Blog Reiki, p. 7 – Je soigne une dame avec le Reiki depuis quelques semaines, une fois par semaine, pour des problèmes de santé qui se déplacent : quand ça va mieux dans le dos, ce sont les voies respiratoires qui prennent le relais, et quand elle respire mieux, la zone génitale se signale à elle. Les deux premières séances n’ont pas été très probantes, même si elle a ressenti globalement un mieux. J’ai décidé de lui faire une initiation (sans la formation qui va avec), pour voir si ça renforçait le soin.

Effet au delà de ce qu’on pouvait penser. Elle a commencé à se vider littéralement dans les jours qui ont suivi: expectorations (glaires), pipi et caca à un rythme soutenu, avant un calme bienvenu. Comment comprendre (pour autant que ce soit nécessaire de comprendre!) ce phénomène d’élimination, que l’on rencontre assez souvent, aussi bien dans le soin que dans l’initiation ?

Mon maître et ami toubib m’avait déjà signalé ces effets, dits secondaires. Il disait que le reiki marchait bien pour « dégager les organes ». Il prenait l’exemple du foie : « Le foie est bien soigné par l’énergie, disait-il. On dégage des choses, c’est extraordinaire! C’est bien surtout pour les gens qui font de la chimio. Ils ont toujours des douleurs, des nausées. Quand ils font des séances de reiki, ils vont vite mieux. C’est un bel exemple de lien avec la médecine » concluait-il.

En réflexologie (surtout la réflexo plantaire), on parle aussi d’un travail d’élimination. Comme si le corps emmagasinait toxines, « blocages » qu’il faut libérer avant de favoriser un travail de reconstruction. Les émonctoires (reins, foie, intestins, peau, bronches et poumons – tout ce qui sert aux échanges avec l’extérieur) sont sollicités, et quelquefois mis à rude épreuve si l’élimination est violente. En général ce n’est pas grave, c’est plutôt bon signe, mais il faut expliquer cela aux gens et les accompagner en conséquence.
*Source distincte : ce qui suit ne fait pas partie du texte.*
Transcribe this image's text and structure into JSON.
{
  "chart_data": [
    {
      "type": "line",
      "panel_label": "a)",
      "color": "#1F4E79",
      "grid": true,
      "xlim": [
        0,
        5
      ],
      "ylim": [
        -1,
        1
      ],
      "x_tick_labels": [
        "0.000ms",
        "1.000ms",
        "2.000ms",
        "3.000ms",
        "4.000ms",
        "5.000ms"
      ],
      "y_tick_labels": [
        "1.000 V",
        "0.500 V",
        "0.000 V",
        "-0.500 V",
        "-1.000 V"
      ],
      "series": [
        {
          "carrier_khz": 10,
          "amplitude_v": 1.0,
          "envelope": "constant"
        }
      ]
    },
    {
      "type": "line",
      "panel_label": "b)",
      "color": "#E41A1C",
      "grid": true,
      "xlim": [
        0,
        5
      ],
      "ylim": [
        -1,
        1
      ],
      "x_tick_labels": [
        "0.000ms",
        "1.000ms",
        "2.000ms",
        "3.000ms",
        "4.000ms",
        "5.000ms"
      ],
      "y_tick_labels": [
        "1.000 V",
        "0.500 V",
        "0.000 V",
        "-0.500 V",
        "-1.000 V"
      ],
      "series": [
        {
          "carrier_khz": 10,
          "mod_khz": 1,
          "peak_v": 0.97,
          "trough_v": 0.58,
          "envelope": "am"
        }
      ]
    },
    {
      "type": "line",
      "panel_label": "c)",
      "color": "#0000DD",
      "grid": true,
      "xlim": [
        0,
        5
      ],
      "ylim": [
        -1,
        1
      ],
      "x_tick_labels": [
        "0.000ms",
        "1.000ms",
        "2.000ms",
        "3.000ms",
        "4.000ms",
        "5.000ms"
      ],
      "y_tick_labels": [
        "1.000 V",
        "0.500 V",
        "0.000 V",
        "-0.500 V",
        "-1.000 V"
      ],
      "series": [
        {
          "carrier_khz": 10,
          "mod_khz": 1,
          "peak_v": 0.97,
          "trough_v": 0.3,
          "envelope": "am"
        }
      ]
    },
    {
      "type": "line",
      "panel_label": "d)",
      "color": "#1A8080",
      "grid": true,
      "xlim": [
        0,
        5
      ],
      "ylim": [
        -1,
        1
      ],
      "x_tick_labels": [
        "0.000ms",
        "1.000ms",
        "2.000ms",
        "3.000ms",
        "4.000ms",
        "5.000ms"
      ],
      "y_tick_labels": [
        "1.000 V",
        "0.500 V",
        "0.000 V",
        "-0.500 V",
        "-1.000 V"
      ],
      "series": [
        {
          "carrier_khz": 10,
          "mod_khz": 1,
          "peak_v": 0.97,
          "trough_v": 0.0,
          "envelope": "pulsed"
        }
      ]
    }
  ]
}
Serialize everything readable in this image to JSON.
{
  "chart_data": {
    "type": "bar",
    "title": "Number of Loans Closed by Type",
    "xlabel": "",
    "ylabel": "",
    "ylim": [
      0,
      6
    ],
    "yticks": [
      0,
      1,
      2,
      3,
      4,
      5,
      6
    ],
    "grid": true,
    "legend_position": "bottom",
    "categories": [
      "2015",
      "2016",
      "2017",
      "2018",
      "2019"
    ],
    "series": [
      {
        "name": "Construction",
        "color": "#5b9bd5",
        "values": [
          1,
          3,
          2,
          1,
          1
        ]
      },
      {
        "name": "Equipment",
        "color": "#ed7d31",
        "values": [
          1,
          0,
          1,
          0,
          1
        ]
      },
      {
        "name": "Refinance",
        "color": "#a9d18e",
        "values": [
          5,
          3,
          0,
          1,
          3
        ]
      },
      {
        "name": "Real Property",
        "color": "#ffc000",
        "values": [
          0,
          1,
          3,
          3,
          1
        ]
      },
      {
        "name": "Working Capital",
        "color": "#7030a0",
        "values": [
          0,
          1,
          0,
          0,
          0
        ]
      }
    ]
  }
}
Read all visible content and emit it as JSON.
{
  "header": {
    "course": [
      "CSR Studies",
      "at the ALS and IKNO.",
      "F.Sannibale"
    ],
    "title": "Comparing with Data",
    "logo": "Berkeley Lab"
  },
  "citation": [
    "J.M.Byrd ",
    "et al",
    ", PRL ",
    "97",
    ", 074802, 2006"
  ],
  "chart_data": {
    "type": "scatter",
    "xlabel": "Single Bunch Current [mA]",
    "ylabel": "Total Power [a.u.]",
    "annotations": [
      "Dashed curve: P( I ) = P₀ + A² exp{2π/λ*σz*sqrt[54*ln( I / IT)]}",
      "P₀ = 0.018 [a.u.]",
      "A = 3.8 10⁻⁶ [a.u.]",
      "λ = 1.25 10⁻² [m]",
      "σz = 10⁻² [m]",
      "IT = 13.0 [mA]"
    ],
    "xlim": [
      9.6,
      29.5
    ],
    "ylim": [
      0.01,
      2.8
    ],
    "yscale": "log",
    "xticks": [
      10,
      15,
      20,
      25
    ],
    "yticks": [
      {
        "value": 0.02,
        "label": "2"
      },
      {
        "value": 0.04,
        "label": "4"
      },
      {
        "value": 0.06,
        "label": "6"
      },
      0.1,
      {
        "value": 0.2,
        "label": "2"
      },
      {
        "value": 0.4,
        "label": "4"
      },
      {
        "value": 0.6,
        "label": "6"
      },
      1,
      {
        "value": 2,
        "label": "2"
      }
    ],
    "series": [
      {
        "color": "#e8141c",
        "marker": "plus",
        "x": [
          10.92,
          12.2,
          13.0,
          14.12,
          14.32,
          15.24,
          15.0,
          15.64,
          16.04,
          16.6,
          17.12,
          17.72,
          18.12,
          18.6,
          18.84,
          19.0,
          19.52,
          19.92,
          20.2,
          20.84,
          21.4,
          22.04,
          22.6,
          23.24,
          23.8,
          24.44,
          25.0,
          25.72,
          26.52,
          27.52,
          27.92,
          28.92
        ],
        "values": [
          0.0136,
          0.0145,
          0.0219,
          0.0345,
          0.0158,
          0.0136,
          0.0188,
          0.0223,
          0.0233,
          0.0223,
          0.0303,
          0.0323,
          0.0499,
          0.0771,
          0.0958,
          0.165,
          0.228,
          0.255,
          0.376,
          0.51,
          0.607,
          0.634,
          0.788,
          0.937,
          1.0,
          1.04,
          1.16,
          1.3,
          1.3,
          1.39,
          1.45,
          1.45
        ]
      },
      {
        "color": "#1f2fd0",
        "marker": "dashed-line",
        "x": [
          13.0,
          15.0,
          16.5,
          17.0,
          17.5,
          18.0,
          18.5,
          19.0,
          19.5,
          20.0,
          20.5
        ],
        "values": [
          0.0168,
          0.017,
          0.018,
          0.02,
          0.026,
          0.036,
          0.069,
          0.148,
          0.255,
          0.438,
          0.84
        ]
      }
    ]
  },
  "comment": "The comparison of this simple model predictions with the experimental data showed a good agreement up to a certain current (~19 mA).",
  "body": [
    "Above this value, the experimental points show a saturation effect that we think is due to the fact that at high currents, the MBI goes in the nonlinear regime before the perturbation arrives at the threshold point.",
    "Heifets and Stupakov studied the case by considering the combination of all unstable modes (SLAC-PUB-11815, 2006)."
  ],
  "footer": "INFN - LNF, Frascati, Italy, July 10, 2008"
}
Le Dr Jean Seignalet, dans sa thèse sur l’alimentation dite ancestrale1, développe notamment deux sources de pathologies, liées l’une à sa théorie de l’encrassage (ch. 18) et l’autre à sa théorie de l’élimination (ch. 25). Il explique qu’une alimentation mal adaptée à nos organismes va favoriser l’accumulation de toxines dans le corps, à des endroits de fragilité de la personne et déclencher des maladies. Les efforts d’élimination de l’organisme vont solliciter des émonctoires qui risquent de s’irriter et produire de ce fait d’autres types de maladie. Il en déduit la nécessité d’adapter son alimentation.

Pour revenir au reiki, je me risque à formuler une hypothèse qui me paraît intéressante: le reiki fonctionnerait comme un drainage lymphatique, en fait. Il favoriserait et accélèrerait les échanges au niveau de la cellule, toucherait au système para-sympathique (qui provoque la détente, la baisse de la tension). Tous les mécanismes qui s’activent ainsi  favoriserait l’expulsion des toxines, l’activation d’un processus d’auto-guérison, et enclencherait la mise en place d’un nouvel équilibre, moins douloureux pour la personne. Ce n’est pas très scientifique, mais on peut imaginer comment le système peut se rééquilibrer, avec l’aide du reiki, et si la personne n’a pas un environnement de vie ou des addictions trop pathogènes.

1L’alimentation ou la médecine du troisième type, Dr Jean Seignalet. éd. François Xavier de Guibert – collection Ecologie Humaine, 5ème édition.